Almost from the beginning, Swafford directed his maintenance foreman to keep detailed records on all service calls—a practice continued today. With the exception of a few years, the sewer department (staffed with a four-man grinder pump crew for repairs and maintenance) found that O&M costs were less than originally estimated, even as the pump population expanded and the system aged. Recent pump-tracking stats mirror the earlier findings, showing that the number of calls and parts and labor costs have declined significantly in the last three years (see accompanying chart).
Wastewater Treatment Facilities
To launder wastewater from thousands of homes and facilities, Fairfield Glade incorporates a slow-rate land-treatment facility. It has no direct discharge, and utilizes spray and drip irrigation for effluent disposal.
“The plant has a footprint of 350 acres and is a biological natural lagoon treatment system,” notes Evans. “The plant has a complete mix lagoon with 4.63 million gallons under aeration, 2x partial mix lagoons with 17 million gallons each and a final storage lagoon with storage of up to 8 million gallons. Final effluent is spray irrigated on 77.96 acres and 322,000 feet of 1/2-inch drip tube on 28.76 acres.”
Average annual flow to the treatment plant is 850,000 gallons per day with a design capacity for 2.1 million gallons per day.
Because the ATS is a sealed system, I&I is virtually eliminated. On the other hand, “the gravity sewer portion of the system is problematic and contributes a significant volume of I&I during wet-weather events,” adds Evans. “The majority of our I&I remediation budget is spent on the gravity portion of the collection system.”

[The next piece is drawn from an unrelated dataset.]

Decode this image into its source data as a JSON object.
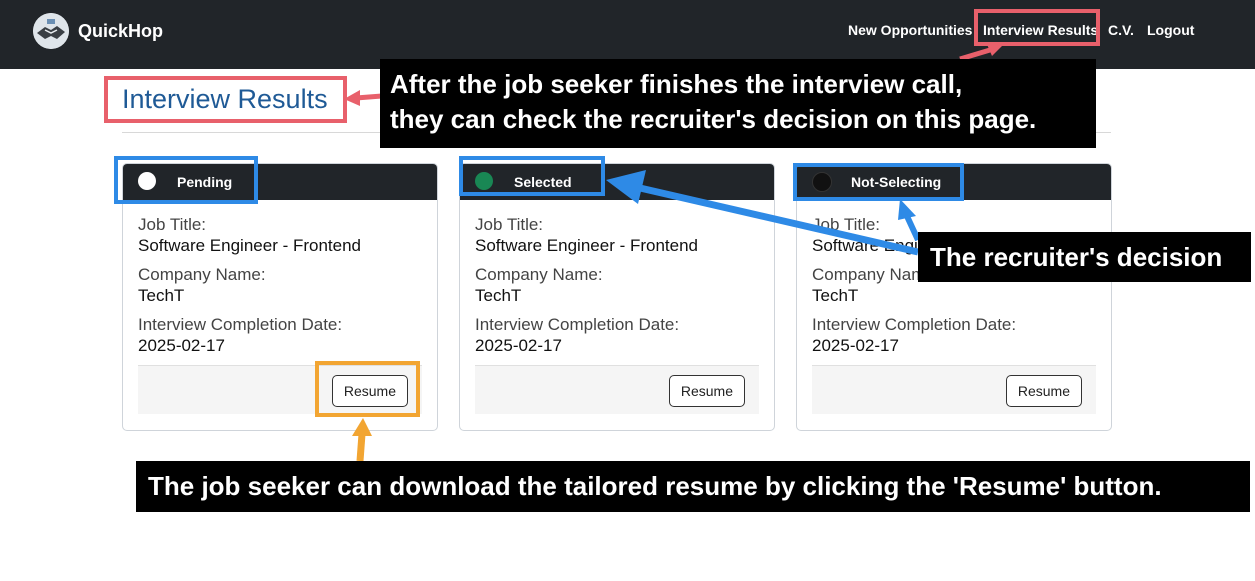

Expanding the ATS Footprint
Through time, Fairfield Glade’s original footprint has aged gracefully into a series of pleasant neighborhoods scattered throughout the community while incorporating the ATS to expand elsewhere like Fairfield North, a 1,400-acre environmentally fragile tract on the Cumberland Plateau’s highest elevations that claims the second-highest number of plant species in the world.
“A master sewer plan for all of Fairfield Glade was created by J.R. Wauford Company in 1999, and the design called for pressure sewers,” adds Evans. “The area of the Fairfield North development has shallow soil to rock, which made pressure sewers more practical. With the elevation changes, gravity sewers would have eliminated a number of prime building lots. Total build-out is expected to take many more years with the total number of lots unknown.”